One of my favourite blogs, Why Girls are Weird, does a weekly series she calls 'currently' where by using the following headings she writes about what's news. Today, I'm stealing it. Also, my second article is up on the Green Steve blog, I'd love it if you'd pop over, check it out and say hi.
Thinking about: Decisions. On Tuesday I had a job interview for a pretty amazing job and opportunity. However, I'm afraid if I'm offered the job the decision of whether to take it or not will completely overwhelm me. It is an amazing opportunity, however it's only a 4 month job, I'd be unemployed again in October, it will not provide ANY work/life balance.
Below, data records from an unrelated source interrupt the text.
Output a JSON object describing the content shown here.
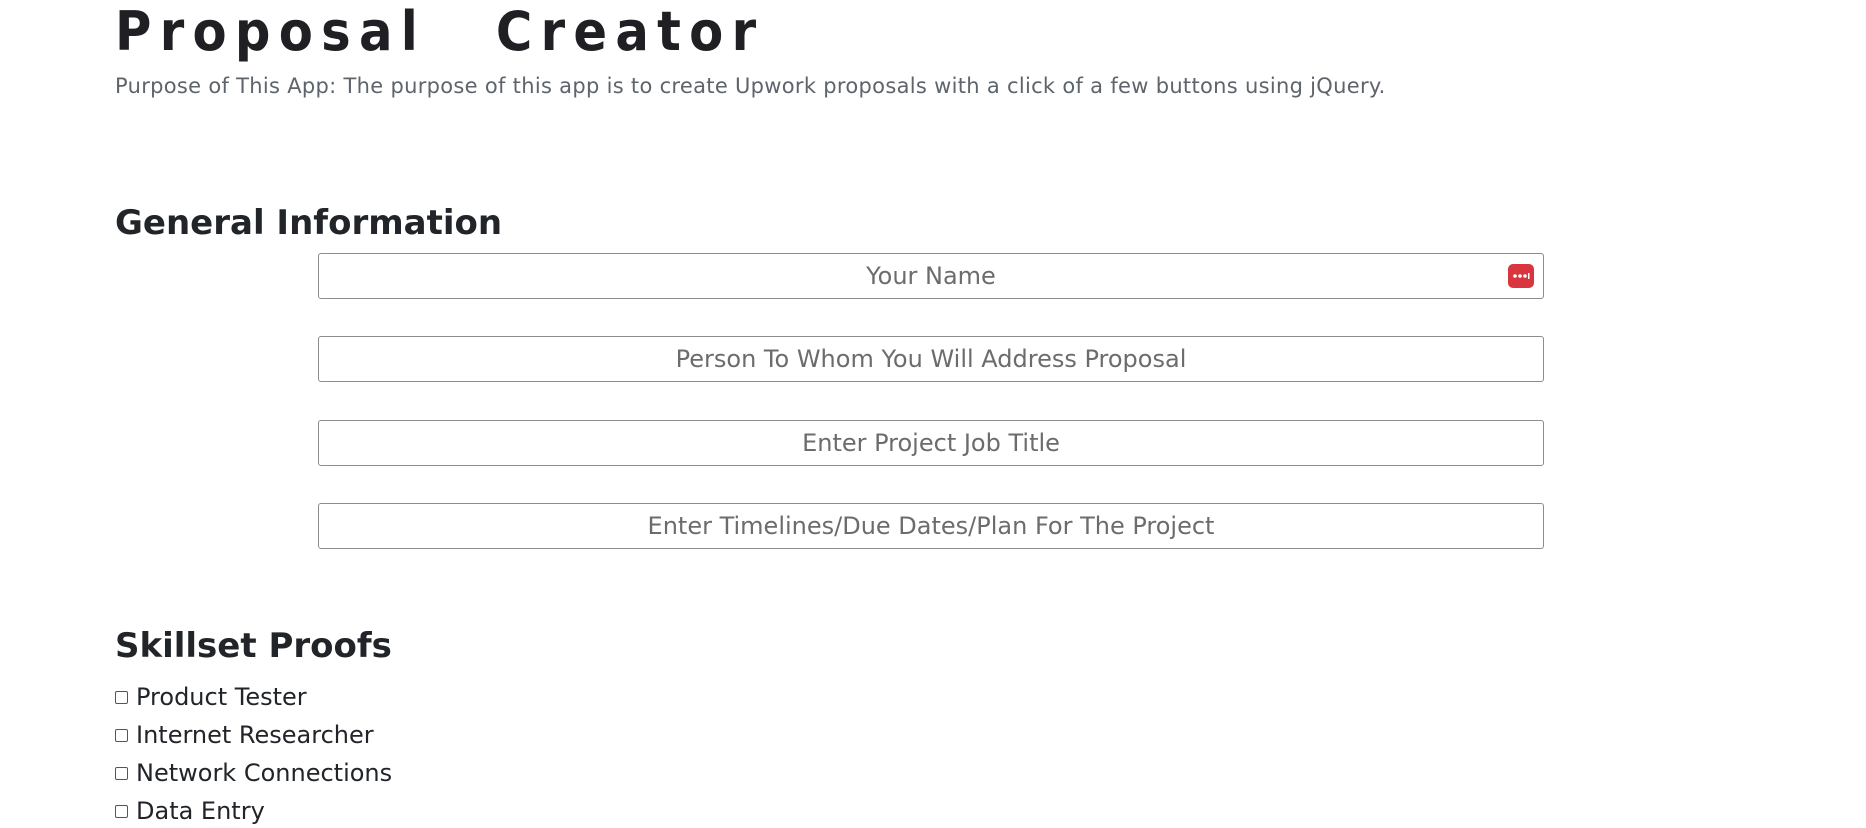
{
  "header": {
    "title": "Proposal Creator",
    "purpose": "Purpose of This App: The purpose of this app is to create Upwork proposals with a click of a few buttons using jQuery."
  },
  "general": {
    "heading": "General Information",
    "fields": {
      "name": {
        "value": "",
        "placeholder": "Your Name"
      },
      "client": {
        "value": "",
        "placeholder": "Person To Whom You Will Address Proposal"
      },
      "job_title": {
        "value": "",
        "placeholder": "Enter Project Job Title"
      },
      "timeline": {
        "value": "",
        "placeholder": "Enter Timelines/Due Dates/Plan For The Project"
      }
    },
    "password_manager_icon": "password-manager-icon",
    "accent_color": "#d9353e"
  },
  "skills": {
    "heading": "Skillset Proofs",
    "items": [
      {
        "label": "Product Tester",
        "checked": false
      },
      {
        "label": "Internet Researcher",
        "checked": false
      },
      {
        "label": "Network Connections",
        "checked": false
      },
      {
        "label": "Data Entry",
        "checked": false
      }
    ]
  }
}
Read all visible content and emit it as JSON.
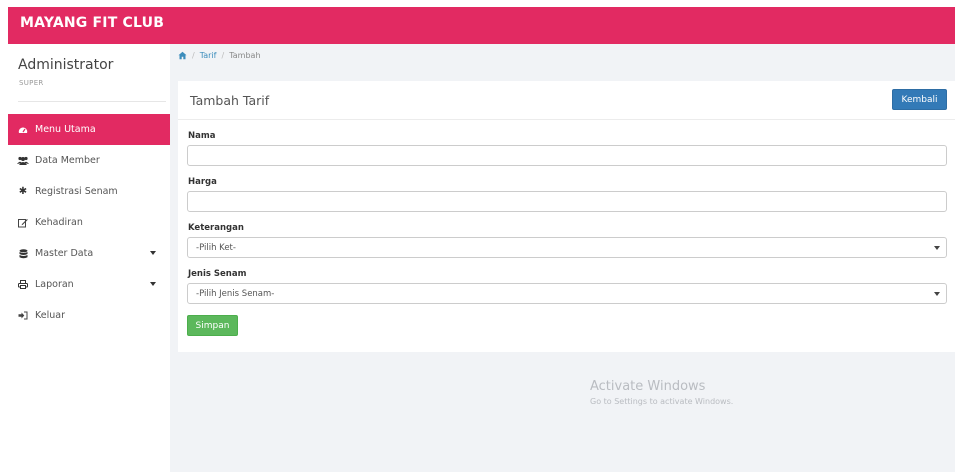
{
  "app": {
    "brand": "MAYANG FIT CLUB"
  },
  "user": {
    "name": "Administrator",
    "role": "SUPER"
  },
  "sidebar": {
    "items": [
      {
        "label": "Menu Utama",
        "icon": "dashboard-icon",
        "active": true
      },
      {
        "label": "Data Member",
        "icon": "users-icon"
      },
      {
        "label": "Registrasi Senam",
        "icon": "gear-icon"
      },
      {
        "label": "Kehadiran",
        "icon": "edit-icon"
      },
      {
        "label": "Master Data",
        "icon": "database-icon",
        "has_submenu": true
      },
      {
        "label": "Laporan",
        "icon": "print-icon",
        "has_submenu": true
      },
      {
        "label": "Keluar",
        "icon": "sign-out-icon"
      }
    ]
  },
  "breadcrumb": {
    "home_icon": "home-icon",
    "items": [
      "Tarif",
      "Tambah"
    ]
  },
  "form": {
    "title": "Tambah Tarif",
    "back_label": "Kembali",
    "fields": {
      "nama": {
        "label": "Nama",
        "value": ""
      },
      "harga": {
        "label": "Harga",
        "value": ""
      },
      "keterangan": {
        "label": "Keterangan",
        "selected": "-Pilih Ket-"
      },
      "jenis_senam": {
        "label": "Jenis Senam",
        "selected": "-Pilih Jenis Senam-"
      }
    },
    "submit_label": "Simpan"
  },
  "watermark": {
    "title": "Activate Windows",
    "subtitle": "Go to Settings to activate Windows."
  },
  "colors": {
    "brand": "#e22a62",
    "primary_button": "#337ab7",
    "success_button": "#5cb85c",
    "link": "#3c8dbc"
  }
}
Only all work all the time. And there is the possibility that I'd have to cancel my trip planned for going home in July. On the flipside, I'd be working for amazing people, on causes that I really care about, using social media to make a difference.
Feeling: Anxious. I recently watched a West Wing episode where the Pres is freaking out because he can't see how it would end if he sent troops to retaliate for the killing of Americans in the Middle East. That's kind of how I feel, except you know, no one is going to die from my decisions (I hope). I hate making a decision unless I can see how it will all end, how will I feel, how is this going to work out? If I can't answer those questions, I just obsess over the decision. It's not healthy.
Watching: Inspector Climate and I are still watching West Wing together, we're in the sixth season. Yesterday, I wasn't feeling that well so I also watched some movies like High Fidelity (one of my favourite movies of all time).
Reading: I'm currently reading two books: The Boys of Summer by Roger Kahn is what I'm reading aloud to Inspector Climate. And then I just started, Nothing Daunted by Dorothy Wickenden.
Looking forward to: I really am ready to go home. After about 8 months of not being on the same continent as my family, I get desperately homesick. So I'm ready for July (we also just planned a short trip to Tassie and I'm so excited because we're going to drive down to the town that I hope we'll someday live in (even though neither Inspector Climate or I have ever been there, yet!)
Making me happy: Despite how anxious I am over the job decision, I'm happy and relieved that I got an interview, it's been months and I was started to get really discouraged.